🤖 AI Summary
This work addresses the common trade-off in deep heteroscedastic regression between uncertainty quantification and mean prediction, which often leads to optimization difficulties, representation collapse, and variance overfitting. To circumvent these issues, the authors propose a post-hoc variance modeling approach that fits a heteroscedastic model on an intermediate layer of a pre-trained network using a held-out calibration dataset, without altering the original architecture or requiring end-to-end retraining.
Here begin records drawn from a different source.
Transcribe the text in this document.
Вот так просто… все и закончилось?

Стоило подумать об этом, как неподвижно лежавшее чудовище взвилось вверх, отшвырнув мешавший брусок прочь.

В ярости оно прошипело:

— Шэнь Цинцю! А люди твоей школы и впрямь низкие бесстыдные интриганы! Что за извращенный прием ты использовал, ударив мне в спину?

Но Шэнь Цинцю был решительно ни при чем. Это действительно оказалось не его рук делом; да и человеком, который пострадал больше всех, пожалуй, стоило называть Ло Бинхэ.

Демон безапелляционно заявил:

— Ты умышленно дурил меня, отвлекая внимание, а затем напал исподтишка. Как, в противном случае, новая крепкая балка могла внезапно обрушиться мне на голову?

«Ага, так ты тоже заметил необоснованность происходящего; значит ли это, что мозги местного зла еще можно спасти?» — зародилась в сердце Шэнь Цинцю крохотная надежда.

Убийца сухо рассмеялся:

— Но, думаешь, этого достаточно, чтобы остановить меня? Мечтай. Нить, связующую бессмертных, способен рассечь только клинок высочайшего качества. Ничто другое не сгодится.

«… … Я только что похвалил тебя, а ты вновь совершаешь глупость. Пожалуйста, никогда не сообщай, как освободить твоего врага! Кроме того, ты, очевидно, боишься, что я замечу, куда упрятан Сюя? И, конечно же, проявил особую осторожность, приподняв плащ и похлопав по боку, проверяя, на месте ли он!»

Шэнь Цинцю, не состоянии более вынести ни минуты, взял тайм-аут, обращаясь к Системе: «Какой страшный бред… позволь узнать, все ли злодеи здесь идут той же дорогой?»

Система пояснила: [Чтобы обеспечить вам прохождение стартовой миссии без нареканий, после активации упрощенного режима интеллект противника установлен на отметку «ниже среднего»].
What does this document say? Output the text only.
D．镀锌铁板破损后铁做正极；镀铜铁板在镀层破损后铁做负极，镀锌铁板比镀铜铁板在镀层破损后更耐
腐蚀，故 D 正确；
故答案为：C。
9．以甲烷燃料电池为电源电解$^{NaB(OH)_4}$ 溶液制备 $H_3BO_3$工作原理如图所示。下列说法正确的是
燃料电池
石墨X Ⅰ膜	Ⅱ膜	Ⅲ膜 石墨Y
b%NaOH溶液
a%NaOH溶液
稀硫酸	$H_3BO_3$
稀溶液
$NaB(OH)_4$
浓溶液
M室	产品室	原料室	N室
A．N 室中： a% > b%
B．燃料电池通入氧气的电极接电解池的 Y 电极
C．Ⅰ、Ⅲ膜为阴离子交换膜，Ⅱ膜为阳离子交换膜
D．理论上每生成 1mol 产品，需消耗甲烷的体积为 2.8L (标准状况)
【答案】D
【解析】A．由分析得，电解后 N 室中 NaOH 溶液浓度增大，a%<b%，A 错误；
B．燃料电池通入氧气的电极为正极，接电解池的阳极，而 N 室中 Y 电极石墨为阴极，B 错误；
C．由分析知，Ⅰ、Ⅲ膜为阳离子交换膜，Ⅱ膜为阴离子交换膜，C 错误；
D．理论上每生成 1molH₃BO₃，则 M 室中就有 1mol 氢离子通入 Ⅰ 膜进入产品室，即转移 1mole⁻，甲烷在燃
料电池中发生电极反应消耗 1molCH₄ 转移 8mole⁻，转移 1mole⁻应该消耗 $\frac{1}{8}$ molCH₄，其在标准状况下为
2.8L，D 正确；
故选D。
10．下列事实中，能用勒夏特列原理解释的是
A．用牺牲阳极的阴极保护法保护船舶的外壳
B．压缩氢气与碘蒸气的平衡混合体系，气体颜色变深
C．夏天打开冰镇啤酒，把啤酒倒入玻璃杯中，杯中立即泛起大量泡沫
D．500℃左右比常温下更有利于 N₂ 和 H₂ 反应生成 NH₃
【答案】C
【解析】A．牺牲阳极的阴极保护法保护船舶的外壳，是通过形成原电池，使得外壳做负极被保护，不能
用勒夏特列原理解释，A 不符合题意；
This method effectively mitigates the limitations of conventional training strategies, achieving uncertainty quantification performance on par with or superior to state-of-the-art methods across multiple molecular graph datasets, while preserving high predictive accuracy for the mean and incurring minimal additional inference overhead.
📝 Abstract
Uncertainty quantification (UQ) in deep learning regression is of wide interest, as it supports critical applications including sequential decision making and risk-sensitive tasks. In heteroskedastic regression, where the uncertainty of the target depends on the input, a common approach is to train a neural network that parameterizes the mean and the variance of the predictive distribution. Still, training deep heteroskedastic regression models poses practical challenges in the trade-off between uncertainty quantification and mean prediction, such as optimization difficulties, representation collapse, and variance overfitting. In this work we identify previously undiscussed fallacies and propose a simple and efficient procedure that addresses these challenges jointly by post-hoc fitting a variance model across the intermediate layers of a pretrained network on a hold-out dataset. We demonstrate that our method achieves on-par or state-of-the-art uncertainty quantification on several molecular graph datasets, without compromising mean prediction accuracy and remaining cheap to use at prediction time.